Will stayed Uber class action deter use of ADR?
By Kirsten McMahon, Associate Editor
Toronto mediator and arbitrator Bernard Morrow hopes a recent ruling staying a proposed $400-million class action in favour of arbitration in the Netherlands doesn’t have a chilling effect on the use of ADR processes.
“Private dispute resolution can be a wonderful thing for disputants,” he tells AdvocateDaily.com. “Arbitration and mediation are processes that generally offer cheaper and faster outcomes. You can pick your mediator or arbitrator with specialized substantive knowledge and communication expertise, and craft an efficient customized process that meets the parties needs.”
The Ontario Superior Court decision in Heller v. Uber Technologies Inc. involves the global ride-sharing app and a plaintiff driver who delivers food from restaurants to consumers through UberEats. The plaintiff brought a proposed class action on behalf of other drivers alleging that they are employees of Uber and therefore entitled to the benefits of Ontario’s Employment Standards Act (ESA).
In staying the class action, the judge found that the International Commercial Arbitration Act applied to the parties’ commercial agreement. The ruling also states that the matter is a complex issue of mixed fact and law to be determined in the first instance by the arbitrator, rather than a statutory interpretation to be resolved by the court.
“The irony is that by forcing the drivers to go to the company's headquarters in the Netherlands to determine their ESA rights, some of the desired benefits of arbitration — access to justice as well as time and cost efficiency — may be negated," says Morrow, principal of the full-service dispute resolution firm Morrow Mediation.
"An arbitration process conducted in the Netherlands is potentially a long-term investment of time and money,” he adds. “As a practical matter, I wonder whether any of these drivers would even go to the trouble and cost of arbitrating in Holland.”

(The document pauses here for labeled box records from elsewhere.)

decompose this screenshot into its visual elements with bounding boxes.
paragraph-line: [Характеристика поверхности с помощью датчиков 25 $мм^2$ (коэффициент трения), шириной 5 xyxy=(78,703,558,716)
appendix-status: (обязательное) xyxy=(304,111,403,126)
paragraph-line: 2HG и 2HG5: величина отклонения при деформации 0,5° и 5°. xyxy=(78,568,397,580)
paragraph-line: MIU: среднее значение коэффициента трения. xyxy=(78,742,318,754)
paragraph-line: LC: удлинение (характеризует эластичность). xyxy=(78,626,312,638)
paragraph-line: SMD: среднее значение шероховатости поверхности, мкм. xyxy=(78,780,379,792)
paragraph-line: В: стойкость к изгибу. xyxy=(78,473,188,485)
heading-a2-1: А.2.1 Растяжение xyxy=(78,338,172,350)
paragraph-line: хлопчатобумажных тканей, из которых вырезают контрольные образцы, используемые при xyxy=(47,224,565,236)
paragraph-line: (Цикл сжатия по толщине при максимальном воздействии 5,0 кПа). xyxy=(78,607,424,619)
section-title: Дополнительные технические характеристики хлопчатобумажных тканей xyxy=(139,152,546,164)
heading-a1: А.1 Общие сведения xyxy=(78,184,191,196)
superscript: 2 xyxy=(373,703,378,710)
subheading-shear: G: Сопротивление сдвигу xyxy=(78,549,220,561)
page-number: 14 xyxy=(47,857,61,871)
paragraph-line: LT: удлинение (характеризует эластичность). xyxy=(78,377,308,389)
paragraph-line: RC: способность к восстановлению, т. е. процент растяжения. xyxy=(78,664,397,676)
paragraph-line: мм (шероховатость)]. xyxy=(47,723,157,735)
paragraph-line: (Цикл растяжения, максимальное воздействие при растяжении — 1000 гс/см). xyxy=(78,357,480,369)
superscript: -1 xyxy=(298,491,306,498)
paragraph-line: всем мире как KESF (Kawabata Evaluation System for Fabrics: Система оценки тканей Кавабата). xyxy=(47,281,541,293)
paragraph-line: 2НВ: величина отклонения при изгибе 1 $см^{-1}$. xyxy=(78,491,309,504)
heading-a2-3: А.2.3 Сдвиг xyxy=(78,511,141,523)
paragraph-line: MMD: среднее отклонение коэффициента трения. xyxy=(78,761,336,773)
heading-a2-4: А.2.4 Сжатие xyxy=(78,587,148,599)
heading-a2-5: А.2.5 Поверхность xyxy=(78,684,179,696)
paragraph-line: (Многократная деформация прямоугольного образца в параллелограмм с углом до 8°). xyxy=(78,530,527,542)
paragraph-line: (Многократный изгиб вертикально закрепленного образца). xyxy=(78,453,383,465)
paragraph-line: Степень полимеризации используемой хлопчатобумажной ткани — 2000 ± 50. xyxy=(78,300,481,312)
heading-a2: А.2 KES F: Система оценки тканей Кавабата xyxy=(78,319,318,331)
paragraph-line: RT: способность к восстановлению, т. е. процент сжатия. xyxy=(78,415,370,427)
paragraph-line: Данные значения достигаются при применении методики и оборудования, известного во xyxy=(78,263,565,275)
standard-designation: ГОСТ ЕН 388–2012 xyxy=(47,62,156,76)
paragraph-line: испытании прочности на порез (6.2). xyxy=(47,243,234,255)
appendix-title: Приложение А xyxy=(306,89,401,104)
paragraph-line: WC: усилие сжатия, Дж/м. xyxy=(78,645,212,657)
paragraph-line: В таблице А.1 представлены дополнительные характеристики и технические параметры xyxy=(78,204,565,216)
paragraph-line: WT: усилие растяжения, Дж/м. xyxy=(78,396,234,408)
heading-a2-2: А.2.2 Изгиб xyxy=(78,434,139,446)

Morrow, who is not involved and comments generally, says there is a commercial arbitration agreement in place that needs to be respected.
“Clearly, when the ADR clause in this agreement was created the intention was to use mediation and arbitration to resolve disputes and that provision is now being tested,” he says. “While I agree that this is a complicated dispute involving issues of fact and law, we may be looking at an access to justice problem. Is there a denial of justice for these drivers if they’re required to go to Holland to arbitrate?”
He fears that people who do not fully appreciate the range of creative options available on the dispute resolution spectrum may n ow see the inclusion of ADR clauses in commercial contracts as a bad thing and an impediment to providing access to justice.
“But, that's missing the mark,” Morrow says. “ADR tools are incredibly valuable in facilitating access to justice and offering processes that are timely and responsive to the needs of disputants.”
A notice of appeal has been filed, so it will be interesting to see how the Ontario Court of Appeal rules, he says.
"We haven’t heard the last of this issue," Morrow adds.